Ve en önemlisi, bu belgeler, Sovyetleri yok etmeye ve Sovyet halkını yok etmeye çalışan Alman faşist devletinin özenle hazırlanmış, iyi düşünülmüş bir programı olduğunu kanıtlıyor. Bu acımasız plan, Rusya / SSCB vatandaşlarının tifüs ile enfeksiyonunu içeriyordu.
Hitler, 30 Ocak 1942'deki konuşmasında, Alman halkına Sovyet şehirlerinin ve kasabalarının yok edilmesiyle alaycı bir şekilde övündü. Dedi ki:
"Rusların geçmeyi başardıkları ve yerleşimleri yeniden işgal ettiklerini düşündükleri yerlerde, bu yerleşimler artık orada değil: sadece harabeler var."
Gerçekten de kalıntılar vardı. Ancak Hitler'den başka bir hediye orada Sovyet askerlerini bekliyordu - yerel nüfustaki konsantrasyonun% 70'inde ve kamp mahkumlarında daha da yüksek olan tifüs.
Yayınlanan tanıklıklardan bazılarını aktaralım.
Nürnberg mahkemeleri (faşistlerin yargılanması) için belgelerin koleksiyonunda "Sovyet halkının tifüs enfeksiyonu ile Naziler tarafından imha edilmesi" bölümü var.
“Alman-faşist alçakların, Alman ordusunun Sovyet-Alman cephesindeki yenilgileriyle ve değişen durumla bağlantılı olarak, geniş çapta yeni uygulamaya başladıkları tespit edildi. Sovyet halkının acımasız imha yöntemleri. Bu yöntemlerden biri de tifüs salgınının Sovyet nüfusu ve Kızıl Ordu birlikleri arasında yayılmasıdır. bunun için Naziler, ortaya çıktığı gibi, savunmalarının ön ucunda özel toplama kampları düzenliyorlardı.
19 Mart 1944'te, Kızıl Ordu'nun Beyaz Rusya SSR'sinin Polesie bölgesi Ozarichi kasabası bölgesinde ilerleyen birimleri, Alman savunmasının ön cephesinde 33'ten fazla kişinin bulunduğu üç toplama kampı buldu. bin çocuk, engelli kadın ve yaşlı… Sağlıksız koşullarda bulunan bitkin ve engelli nüfusla birlikte, Beyaz Rusya SSC'nin geçici olarak işgal edilen çeşitli bölgelerinden özel olarak çıkarılan kamplarda binlerce tifüs hastasını barındırdılar."

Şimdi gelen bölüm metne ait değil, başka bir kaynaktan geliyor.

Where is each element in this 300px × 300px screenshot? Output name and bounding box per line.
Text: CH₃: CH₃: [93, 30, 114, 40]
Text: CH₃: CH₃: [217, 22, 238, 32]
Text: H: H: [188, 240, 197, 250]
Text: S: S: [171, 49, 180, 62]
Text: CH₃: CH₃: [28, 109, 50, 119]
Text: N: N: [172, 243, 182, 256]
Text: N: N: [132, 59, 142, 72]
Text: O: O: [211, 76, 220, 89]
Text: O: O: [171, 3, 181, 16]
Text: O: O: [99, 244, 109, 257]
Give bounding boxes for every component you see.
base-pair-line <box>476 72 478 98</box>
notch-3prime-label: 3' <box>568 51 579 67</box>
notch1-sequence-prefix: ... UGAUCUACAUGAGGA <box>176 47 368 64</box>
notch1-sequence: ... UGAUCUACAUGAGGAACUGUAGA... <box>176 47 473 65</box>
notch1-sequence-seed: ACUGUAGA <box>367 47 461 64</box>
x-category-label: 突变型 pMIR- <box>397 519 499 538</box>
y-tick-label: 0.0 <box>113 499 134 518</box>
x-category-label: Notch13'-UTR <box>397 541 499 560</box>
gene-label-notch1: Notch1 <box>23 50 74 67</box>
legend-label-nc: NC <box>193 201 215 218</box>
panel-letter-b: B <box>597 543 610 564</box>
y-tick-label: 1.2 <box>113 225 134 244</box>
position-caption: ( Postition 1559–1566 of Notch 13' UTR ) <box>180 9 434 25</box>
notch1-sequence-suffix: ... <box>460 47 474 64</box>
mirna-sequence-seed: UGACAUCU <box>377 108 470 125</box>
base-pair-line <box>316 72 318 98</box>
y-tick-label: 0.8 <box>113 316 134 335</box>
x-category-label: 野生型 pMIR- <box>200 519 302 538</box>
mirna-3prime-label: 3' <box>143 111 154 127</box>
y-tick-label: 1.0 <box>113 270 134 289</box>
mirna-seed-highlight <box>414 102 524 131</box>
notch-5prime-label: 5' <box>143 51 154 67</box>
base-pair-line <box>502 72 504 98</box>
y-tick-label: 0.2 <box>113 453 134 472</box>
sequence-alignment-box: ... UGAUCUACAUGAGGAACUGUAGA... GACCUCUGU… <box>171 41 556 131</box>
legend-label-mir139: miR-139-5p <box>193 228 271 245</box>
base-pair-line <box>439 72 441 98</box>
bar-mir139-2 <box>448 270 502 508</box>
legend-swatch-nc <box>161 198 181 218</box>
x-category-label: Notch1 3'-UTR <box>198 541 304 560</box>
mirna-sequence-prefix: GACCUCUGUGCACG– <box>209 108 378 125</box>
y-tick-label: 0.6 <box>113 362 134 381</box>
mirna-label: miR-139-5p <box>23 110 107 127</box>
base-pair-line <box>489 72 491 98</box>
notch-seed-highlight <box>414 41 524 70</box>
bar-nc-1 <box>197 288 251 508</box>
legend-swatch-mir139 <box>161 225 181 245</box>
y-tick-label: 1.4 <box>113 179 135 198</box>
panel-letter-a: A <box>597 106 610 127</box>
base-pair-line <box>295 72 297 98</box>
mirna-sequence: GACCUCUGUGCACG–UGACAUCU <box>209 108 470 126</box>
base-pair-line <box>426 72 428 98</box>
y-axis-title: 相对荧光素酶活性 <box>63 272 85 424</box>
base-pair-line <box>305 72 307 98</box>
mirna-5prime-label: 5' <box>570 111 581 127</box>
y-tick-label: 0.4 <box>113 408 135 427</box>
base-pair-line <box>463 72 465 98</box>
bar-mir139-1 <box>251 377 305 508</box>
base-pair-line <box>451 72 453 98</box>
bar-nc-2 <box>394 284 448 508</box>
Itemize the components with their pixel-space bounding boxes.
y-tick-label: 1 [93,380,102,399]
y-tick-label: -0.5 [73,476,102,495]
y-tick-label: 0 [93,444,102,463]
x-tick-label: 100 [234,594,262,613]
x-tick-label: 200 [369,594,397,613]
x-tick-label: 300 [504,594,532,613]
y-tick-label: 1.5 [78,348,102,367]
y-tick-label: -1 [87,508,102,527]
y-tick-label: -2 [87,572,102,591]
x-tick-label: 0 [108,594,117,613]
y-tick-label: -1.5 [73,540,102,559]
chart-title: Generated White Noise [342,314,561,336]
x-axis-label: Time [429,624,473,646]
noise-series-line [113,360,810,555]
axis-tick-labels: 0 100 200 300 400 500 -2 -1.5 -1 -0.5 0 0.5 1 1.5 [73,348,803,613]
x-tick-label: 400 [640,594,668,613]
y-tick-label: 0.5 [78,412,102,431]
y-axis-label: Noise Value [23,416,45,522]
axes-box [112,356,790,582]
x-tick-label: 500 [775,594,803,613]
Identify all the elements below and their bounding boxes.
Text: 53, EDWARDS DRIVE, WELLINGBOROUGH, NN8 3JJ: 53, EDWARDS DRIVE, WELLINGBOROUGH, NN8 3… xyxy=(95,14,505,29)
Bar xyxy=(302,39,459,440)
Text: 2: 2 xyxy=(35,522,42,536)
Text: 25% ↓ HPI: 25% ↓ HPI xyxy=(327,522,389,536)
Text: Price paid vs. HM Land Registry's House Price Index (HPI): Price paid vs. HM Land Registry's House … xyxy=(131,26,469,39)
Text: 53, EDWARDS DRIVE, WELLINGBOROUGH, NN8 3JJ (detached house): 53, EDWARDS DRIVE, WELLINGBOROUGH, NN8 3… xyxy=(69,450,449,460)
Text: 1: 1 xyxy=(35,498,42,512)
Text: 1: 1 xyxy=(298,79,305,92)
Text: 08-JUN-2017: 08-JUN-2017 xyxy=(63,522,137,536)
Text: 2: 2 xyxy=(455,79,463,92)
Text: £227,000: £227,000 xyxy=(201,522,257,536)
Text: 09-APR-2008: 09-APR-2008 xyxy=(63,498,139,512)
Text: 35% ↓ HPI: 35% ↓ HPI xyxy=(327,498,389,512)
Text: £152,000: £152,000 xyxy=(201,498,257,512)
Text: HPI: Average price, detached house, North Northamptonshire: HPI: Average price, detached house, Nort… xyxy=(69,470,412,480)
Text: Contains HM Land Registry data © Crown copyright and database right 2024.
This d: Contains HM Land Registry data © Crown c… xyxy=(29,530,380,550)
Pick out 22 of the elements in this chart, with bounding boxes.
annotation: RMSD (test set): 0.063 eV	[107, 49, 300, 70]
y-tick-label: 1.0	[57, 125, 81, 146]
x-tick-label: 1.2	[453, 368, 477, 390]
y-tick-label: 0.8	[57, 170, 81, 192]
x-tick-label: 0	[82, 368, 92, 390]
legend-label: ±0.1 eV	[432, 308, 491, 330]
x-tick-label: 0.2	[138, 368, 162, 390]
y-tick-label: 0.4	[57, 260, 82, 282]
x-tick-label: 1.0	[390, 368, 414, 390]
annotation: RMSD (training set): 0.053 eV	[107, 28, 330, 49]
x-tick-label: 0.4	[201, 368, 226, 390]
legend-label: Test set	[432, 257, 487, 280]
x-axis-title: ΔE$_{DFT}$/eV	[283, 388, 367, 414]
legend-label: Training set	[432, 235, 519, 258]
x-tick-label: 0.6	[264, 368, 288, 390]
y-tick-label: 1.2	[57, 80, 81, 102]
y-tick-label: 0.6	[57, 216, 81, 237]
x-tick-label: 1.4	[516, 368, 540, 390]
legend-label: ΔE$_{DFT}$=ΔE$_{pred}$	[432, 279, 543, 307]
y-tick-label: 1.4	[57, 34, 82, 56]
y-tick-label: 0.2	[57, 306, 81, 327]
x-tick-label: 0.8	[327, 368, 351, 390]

Bu derlemede ayrıca yerel nüfusun kasıtlı enfeksiyonuna ilişkin bir bölüm de bulunmaktadır. Buna "Alman faşist cellatları tarafından Sovyet nüfusu arasında tifüs salgınının kasıtlı olarak yayılması" denir.
“Yukarıdaki komisyonun materyallerine dayanarak, Olağanüstü Devlet Komisyonu üyesi, Akademisyen I. P. Trainin ve adli tıp uzman komisyonu ek bir soruşturma yürüttü ve bu soruşturmanın Alman askeri yetkilileri kasten tifüs yaymak amacıyla, Alman savunmasının ön sınırındaki toplama kamplarına hapsedilen sağlıklı bir nüfusla birlikte tifüs hastalarını yerleştirdi. Sypnotiphoid hastaları Almanlar tarafından Polesskaya, Minsk, Gomel yerleşim yerlerinden ve Beyaz Rusya SSR'sinin diğer bölgelerinden bu kamplara nakledildi.
Almanlar, yüksek bir enfekte yüzdesini korumak için özellikle yeni hastalar için avlandılar. Böylece, Zabolotye köyünün bir sakini M. B. Kampta tutulan Labeznikova komisyona şunları söyledi:
“Almanlar evimize geldi. Tifüse yakalandığımı öğrenince aynı gün iki asker gönderip beni at sırtında kampa götürdüler.
Naziler, salgın hastalıklarda tavsiye edilen ayrılık ve tecrit yerine, tam tersine, sağlıklı olanı enfekte olanı karıştırmaya çalıştı.
O. A. Solodovoye köyünden Sheptunova şunları söyledi:
“Almanlar, köyümüzün tüm nüfusunu, birçok tifüs hastasının bulunduğu Vorotyn köyüne sürdü. Daha sonra Vorotyn köyünün tüm sakinleri, hastalarla birlikte Ozarichi kasabası bölgesinde bulunan bir toplama kampına gönderildi.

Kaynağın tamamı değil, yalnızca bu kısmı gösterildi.